La mission de l'école, et de l'université, s'en trouve d'ailleurs radicalement transformée Il ne s'agit plus de construire la transmission d'un patrimoine culturel, mais au contraire, dès le plus jeune âge, d'entraîner l'élève à le déconstruire, en lui inculquant le réflexe du soupçon. On n'étudiera plus la langue, la littérature, les œuvres du passé que pour les enfermer dans leur passé – pour les priver de cette actualité qui jusque-là semblait les caractériser. On ne lira plus La Princesse de Clèves pour s'intéresser à l'œuvre dans sa présence vivante, dans ce qu'elle peut encore nous apprendre aujourd'hui; on la lira désormais pour démonter les mécanismes des stéréotypes sexués que la narration installe : quels rapports d'aliénation sont mis en scène à travers l'amour de cette femme ? Comment la domination masculine semble-t-elle installée par la description des personnages ?
Par la position qu'adopte ainsi le lecteur, il interdit à l'œuvre de rien transmettre, et il s'interdit d'en rien recevoir : il se place au-dessus d'elle pour pouvoir mieux la juger – et non en relation à elle, pour hériter de ce qu'elle pourrait avoir à nous apprendre aujourd'hui. Et, par là même, il la tue, en quelque sorte; il anéantit en tous les cas la possibilité de sa fécondité actuelle, qui faisait la raison de notre intérêt pour elle. Il la transforme en fossile : notre héritage culturel n'est plus qu'un résidu d'archaïsmes, qui ne doit intéresser désormais que les archéologues. Si l'avenir est à l'indifférence, il faut pour cela que la culture soit soigneusement datée, périmée, enfermée dans son histoire. Notre postmodernité n'arrive plus à reconnaître la différence. Elle ne l'accepte, paradoxalement, qu'à condition de pouvoir la nier... Et pour cette raison, il était nécessaire qu'elle tente par tous les moyens de révoquer la culture, de porter sur elle le soupçon.
 
Car ce qui nous permet de voir, de percevoir les différences, c'est précisément la culture
Nous l'avons constaté en parlant du langage : la richesse du vocabulaire ne nous permet pas simplement de décrire, mais d'abord de prendre conscience de la singularité des réalités que nous observons. La culture est, d une façon générale, ce dans quoi le monde nous apparaît, dans l'infinie variété qu'il nous présente. Tout est uniforme pour celui qui ignore ; tout est singulier pour celui qui connaît.
Ceci se vérifie dans toutes les cultures, régionales ou sectorielles. Prenons le cas concret d’un univers particulier : l'œnologie ; le vin est bien une culture – au sens le plus simple du terme puisqu'il est d'abord une agriculture. Pour le profane, tous les vins se ressemblent, à peu de choses près. On les identifie en rouges, blancs ou rosés, ils sont plus ou moins agréables ; mais, au-delà de ces considérations primitives, leur différence est imperceptible. Il faut, pour la repérer, acquérir un savoir, entrer dans une culture, développer une expérience, recevoir les connaissances nécessaires pour qu'enfin apparaissent, au creux du palais, les résonances singulières de chaque millésime, l'écho toujours spécifique d'une région, d'un cépage, d'un ensoleillement, d'une maturation...

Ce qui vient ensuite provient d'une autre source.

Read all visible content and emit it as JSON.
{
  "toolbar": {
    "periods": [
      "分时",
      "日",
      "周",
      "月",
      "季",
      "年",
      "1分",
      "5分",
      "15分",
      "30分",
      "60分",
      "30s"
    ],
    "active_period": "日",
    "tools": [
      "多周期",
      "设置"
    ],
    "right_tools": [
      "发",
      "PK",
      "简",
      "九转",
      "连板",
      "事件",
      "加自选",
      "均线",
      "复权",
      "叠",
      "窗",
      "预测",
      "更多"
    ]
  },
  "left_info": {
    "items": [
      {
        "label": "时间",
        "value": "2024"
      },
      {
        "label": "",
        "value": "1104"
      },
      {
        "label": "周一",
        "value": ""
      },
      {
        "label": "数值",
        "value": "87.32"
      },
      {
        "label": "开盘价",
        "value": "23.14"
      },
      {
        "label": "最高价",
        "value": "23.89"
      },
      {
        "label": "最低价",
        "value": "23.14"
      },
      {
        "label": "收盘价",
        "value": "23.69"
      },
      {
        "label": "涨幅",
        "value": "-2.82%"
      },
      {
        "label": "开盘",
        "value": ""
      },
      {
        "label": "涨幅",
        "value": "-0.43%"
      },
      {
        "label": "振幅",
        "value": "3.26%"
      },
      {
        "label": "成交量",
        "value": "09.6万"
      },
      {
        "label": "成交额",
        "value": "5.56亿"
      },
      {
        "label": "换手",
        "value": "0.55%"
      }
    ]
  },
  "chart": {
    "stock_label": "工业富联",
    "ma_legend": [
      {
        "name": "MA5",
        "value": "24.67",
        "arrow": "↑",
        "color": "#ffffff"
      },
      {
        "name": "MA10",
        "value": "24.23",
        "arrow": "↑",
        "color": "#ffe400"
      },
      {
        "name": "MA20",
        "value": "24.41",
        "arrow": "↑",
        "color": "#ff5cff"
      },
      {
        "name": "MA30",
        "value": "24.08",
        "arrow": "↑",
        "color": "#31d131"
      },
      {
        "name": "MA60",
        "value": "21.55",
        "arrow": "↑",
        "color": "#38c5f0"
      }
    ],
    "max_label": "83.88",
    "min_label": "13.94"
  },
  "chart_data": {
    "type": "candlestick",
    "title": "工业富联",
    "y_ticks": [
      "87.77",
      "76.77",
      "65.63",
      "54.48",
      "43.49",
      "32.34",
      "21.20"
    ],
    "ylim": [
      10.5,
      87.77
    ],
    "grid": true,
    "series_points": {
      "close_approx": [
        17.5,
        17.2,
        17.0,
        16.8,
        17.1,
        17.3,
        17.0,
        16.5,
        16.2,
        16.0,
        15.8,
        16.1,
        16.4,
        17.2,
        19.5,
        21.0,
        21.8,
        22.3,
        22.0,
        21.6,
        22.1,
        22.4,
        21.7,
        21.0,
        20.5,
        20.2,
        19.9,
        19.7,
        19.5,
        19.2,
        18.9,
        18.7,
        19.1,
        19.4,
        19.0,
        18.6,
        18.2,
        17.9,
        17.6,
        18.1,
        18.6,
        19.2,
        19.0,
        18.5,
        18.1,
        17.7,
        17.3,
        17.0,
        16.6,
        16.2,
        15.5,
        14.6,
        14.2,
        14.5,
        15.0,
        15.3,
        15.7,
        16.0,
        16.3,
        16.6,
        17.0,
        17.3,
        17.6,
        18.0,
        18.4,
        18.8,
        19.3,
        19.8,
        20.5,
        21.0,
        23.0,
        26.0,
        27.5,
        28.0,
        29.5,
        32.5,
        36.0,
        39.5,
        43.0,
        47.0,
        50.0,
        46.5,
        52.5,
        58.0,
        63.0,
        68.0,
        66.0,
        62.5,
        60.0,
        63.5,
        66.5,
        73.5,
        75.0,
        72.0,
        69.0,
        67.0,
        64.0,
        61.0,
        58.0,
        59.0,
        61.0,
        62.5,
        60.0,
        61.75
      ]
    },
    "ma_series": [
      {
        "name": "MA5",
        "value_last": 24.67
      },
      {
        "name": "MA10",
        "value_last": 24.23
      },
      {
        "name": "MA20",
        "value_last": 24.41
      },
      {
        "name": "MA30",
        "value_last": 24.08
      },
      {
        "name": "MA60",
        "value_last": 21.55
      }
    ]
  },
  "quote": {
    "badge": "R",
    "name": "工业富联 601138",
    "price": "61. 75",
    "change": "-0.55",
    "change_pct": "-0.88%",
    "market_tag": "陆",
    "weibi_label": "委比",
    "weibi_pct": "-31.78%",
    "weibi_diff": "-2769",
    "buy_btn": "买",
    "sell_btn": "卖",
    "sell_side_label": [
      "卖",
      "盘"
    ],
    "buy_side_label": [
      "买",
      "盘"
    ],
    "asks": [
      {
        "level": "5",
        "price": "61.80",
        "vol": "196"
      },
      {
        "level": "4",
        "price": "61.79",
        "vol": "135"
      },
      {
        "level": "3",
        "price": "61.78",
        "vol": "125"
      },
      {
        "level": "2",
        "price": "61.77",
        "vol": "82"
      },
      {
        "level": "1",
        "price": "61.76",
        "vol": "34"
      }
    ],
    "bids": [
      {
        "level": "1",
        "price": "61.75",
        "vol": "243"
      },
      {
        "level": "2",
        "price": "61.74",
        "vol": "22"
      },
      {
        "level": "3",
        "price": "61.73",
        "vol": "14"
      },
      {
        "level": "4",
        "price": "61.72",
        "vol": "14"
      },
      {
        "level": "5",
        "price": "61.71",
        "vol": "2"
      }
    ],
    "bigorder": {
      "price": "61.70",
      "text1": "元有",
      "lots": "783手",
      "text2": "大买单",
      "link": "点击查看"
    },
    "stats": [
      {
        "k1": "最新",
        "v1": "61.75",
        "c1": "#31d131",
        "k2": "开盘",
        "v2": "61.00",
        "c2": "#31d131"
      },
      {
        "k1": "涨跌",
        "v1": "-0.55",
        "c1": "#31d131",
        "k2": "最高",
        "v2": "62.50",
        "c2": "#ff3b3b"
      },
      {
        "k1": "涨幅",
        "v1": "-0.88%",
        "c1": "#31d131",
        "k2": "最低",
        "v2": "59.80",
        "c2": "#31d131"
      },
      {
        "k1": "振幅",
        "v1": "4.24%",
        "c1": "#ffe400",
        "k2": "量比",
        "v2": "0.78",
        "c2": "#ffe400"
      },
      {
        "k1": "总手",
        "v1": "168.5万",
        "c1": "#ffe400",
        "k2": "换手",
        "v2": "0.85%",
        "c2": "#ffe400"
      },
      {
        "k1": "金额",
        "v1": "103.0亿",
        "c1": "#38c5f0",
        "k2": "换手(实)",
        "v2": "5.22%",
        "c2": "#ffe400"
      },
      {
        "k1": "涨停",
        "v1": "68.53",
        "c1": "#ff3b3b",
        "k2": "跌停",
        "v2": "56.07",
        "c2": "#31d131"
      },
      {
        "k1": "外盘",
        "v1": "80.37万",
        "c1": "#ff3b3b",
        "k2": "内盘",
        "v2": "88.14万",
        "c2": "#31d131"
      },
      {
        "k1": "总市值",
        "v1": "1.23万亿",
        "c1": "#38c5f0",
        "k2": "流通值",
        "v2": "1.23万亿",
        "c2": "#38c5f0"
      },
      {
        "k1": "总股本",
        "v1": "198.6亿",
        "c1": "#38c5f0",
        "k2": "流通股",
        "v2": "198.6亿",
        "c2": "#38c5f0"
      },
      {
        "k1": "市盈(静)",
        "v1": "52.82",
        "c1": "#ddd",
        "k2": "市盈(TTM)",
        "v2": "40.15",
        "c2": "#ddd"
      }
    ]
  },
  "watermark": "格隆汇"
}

Les différences ne nous sont donc visibles que par la médiation de la culture – ce qui, encore une fois, ne signifie pas qu'elles soient artificiellement construites par elle. Il y aurait deux façons opposées d'ignorer la nécessité de cette médiation : une erreur serait de croire que, parce que c'est par le prisme de la culture que nous percevons le monde, il n'existe de réalité que construite, artificielle, culturelle. C'est là l'erreur qui piège ceux qui voudraient « déconstruire le genre ». Il est vrai que, sans culture, les choses et les êtres, dans leurs singularités, nous demeurent invisibles ; mais reconnaître cela ne revient pas à affirmer, de façon relativiste, que ces singularités sont purement construites et que la nature n'existe pas. Cela veut dire, simplement, que nous avons besoin de la médiation de la culture pour découvrir la réalité, qui n'est pas immédiatement accessible à nos sens laissés à l'état naturel. Si celui qui veut devenir œnologue a besoin de se familiariser avec la culture propre à l’ univers des vins, c'est pour mieux reconnaître par son moyen des différences bien réelles, des variations objectives : l'œnologue confirmé est celui dont l'organisme, la langue, le nez sont informés par le savoir qu'il a reçu et l'expérience qu'il a mûrie. Ainsi, la culture entre en interaction avec le corps, avec la sensation, pour affiner notre perception et la rendre effective ; et, en cela, elle revêt une nécessité essentielle.Une seconde erreur consisterait en effet à croire que la culture n'entre pas en jeu dans notre observation du réel, qu'elle s'ajoute toujours à une intuition déjà élaborée.
 
La médiation de la culture est une condition nécessaire à notre simple perception
Elle est si nécessaire qu'il nous devient impossible de les séparer l'une de l'autre, et de mesurer par là combien, si nous ne disposions d'aucune culture, le réel même disparaîtrait à notre regard. Nous partageons souvent, de façon presque innée, l'impression qu'il y a partout des évidences, que le réel nous saute aux yeux et qu'il suffit de le constater. Mais toute l'expérience humaine confirme que cette idée est totalement fausse. 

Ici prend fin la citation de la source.